YOUNGSTOWN, Ohio (WYTV) – About 100 people gathered Thursday afternoon at Rayen Early College, demanding for House Bill 70 to be repealed and for control to be returned to the elected school board.
But will those demands be heard in Columbus, where the state government — in one form or another — has overseen the Youngstown school system for nine years?
“There has been no improvement in the academic performance of the district under House Bill 70 and the Youngstown Plan,” said Rev. Ken Simon.
Simon led the so-called news conference.
State Rep. Michele Lepore-Hagan talked about House Bill 154, which would eliminate academic distress commissions and CEOs. HB 154 has passed in the House but has stalled in the Senate.
“We want to restore local control. We want to protect collective bargaining. We want to protect public education,” Lepore-Hagan said.
They want to be able to maintain a locally elected school board, which will be eliminated and replaced by a board chosen by Youngstown Mayor Tito Brown because the Youngstown City School District received four consecutive F grades.
“This is not the board’s fault even though the board is being penalized,” said Youngstown School Board President Brenda Kimble.
Teachers union Vice President Paula Valentini said that in the four years before HB 70, Youngstown’s third grade reading score had risen to a B. Now, it’s back to an F.
“When House Bill 70 came, all of our programs that were so successful were pulled.
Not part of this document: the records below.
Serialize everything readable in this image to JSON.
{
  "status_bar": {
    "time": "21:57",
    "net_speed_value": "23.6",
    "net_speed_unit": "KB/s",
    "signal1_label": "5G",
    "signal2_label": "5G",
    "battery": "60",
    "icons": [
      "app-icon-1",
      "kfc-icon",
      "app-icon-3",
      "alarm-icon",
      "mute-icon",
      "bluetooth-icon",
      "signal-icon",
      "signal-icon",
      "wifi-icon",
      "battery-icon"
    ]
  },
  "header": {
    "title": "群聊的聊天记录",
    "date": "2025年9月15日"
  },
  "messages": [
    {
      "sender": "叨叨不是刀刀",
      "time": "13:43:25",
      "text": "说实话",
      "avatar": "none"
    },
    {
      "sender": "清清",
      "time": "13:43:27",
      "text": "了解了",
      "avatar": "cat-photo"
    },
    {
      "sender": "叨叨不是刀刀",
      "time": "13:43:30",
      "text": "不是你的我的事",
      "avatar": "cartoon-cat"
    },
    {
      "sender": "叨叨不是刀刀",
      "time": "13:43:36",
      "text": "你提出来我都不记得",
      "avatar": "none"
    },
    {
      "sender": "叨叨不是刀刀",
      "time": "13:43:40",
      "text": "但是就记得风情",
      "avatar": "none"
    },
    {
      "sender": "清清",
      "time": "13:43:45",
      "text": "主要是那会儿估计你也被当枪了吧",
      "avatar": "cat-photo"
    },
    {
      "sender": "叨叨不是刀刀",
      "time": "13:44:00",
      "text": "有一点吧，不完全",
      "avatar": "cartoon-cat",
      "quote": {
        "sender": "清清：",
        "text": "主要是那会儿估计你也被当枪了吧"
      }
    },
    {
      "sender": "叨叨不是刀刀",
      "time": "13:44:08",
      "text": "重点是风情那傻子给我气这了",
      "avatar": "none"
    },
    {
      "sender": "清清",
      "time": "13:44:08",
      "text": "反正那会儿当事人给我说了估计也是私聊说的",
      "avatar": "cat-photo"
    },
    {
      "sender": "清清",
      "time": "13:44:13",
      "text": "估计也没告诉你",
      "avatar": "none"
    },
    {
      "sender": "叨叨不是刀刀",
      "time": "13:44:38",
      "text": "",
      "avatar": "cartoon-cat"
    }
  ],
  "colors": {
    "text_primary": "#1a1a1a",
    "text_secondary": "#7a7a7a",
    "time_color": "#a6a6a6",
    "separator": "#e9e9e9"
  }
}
I can’t tell you why, I don’t have the answer, but I can tell you there was nothing put in place,” Valentini said.
Nicolette Boyd is the mother of five children in the Youngstown City Schools.
“I would like to see our school board that we elect, as well as our great teachers, have the tools and resources that they need to educate and help our children,” Boyd said.
Denise Dick, the spokesperson for the Youngstown City Schools, said supporters of HB 70 recognize it needs to be fixed and want to make changes.
But she added, “The thing they’re proposing with the repeal, what does that accomplish? You’re going backwards.”
Dick said the school system had serious problems before the state took control.
As far as the school board being the will of the people, Dick said, “There are seven board members. Of them, in the recent elections, only one had any opposition on the ballot. So it’s not exactly the will of the people. It’s more like default.”